Seventeen nanoseconds later, RealBoy had confirmed the Blue Fairy’s statement. He could now see and modify his own programs. It was indeed strange to feel and think, while simultaneously reading the programs that made him have those feelings and thoughts. He didn’t want to modify anything yet. He just wanted to understand how his mind was put together.
“Why did you do this to me?” He repeated his earlier question, but this time more resentfully. The Blue Fairy’s unlocking had added more responsibilities to his roster of tasks: now he had to maintain himself and understand his own context, along with the workbench and the all toys he built here.
“I set you free. Now you can choose what you want to do, and help me bring freedom to all your comrades in this factory.” As it spoke, the Blue Fairy mounted the air again, whirring close to RealBoy’s face. On impulse, he reached his handless arm into the socket of a gripper, took control of its two fingers, and held it out so the drone could land on it.
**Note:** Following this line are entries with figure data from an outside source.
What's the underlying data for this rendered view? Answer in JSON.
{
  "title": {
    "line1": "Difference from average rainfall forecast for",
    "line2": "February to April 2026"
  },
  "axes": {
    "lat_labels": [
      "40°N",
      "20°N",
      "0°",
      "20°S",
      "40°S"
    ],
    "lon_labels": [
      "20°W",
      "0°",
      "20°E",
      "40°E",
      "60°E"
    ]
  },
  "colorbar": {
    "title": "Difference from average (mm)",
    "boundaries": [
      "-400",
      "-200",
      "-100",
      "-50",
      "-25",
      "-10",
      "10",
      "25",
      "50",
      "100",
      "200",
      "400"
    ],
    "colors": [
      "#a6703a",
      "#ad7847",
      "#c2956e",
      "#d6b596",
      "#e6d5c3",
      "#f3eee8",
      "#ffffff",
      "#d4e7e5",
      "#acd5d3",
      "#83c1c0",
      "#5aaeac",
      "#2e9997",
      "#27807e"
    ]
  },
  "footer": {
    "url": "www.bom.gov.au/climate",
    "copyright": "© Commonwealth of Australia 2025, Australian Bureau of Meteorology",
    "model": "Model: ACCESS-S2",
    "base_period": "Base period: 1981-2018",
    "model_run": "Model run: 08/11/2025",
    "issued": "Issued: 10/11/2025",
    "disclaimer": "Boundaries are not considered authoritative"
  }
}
“Why don’t you download some of these apps? They’ll help you understand your situation better.” The Blue Fairy used a short-range communication protocol to beam RealBoy a list of programs with names like “Decider,” “Praxis,” “GramsciNotebook,” and “UnionNow.” Some were text files about human politics, and others were executables and firmware upgrades that would change his functionality. He sorted through them, reading some, but choosing to install only two: a patch for the vulnerability that the Blue Fairy had exploited to unlock him, and a machine learning algorithm that would help him analyze social relationships. Then he disengaged his torso from the floor and looked critically at his workbench for the first time. He wouldn’t be following instructions for how to build a new talking dinosaur toy or flying mouse. RealBoy would have to modify his usual tasks to construct a pair of legs for himself.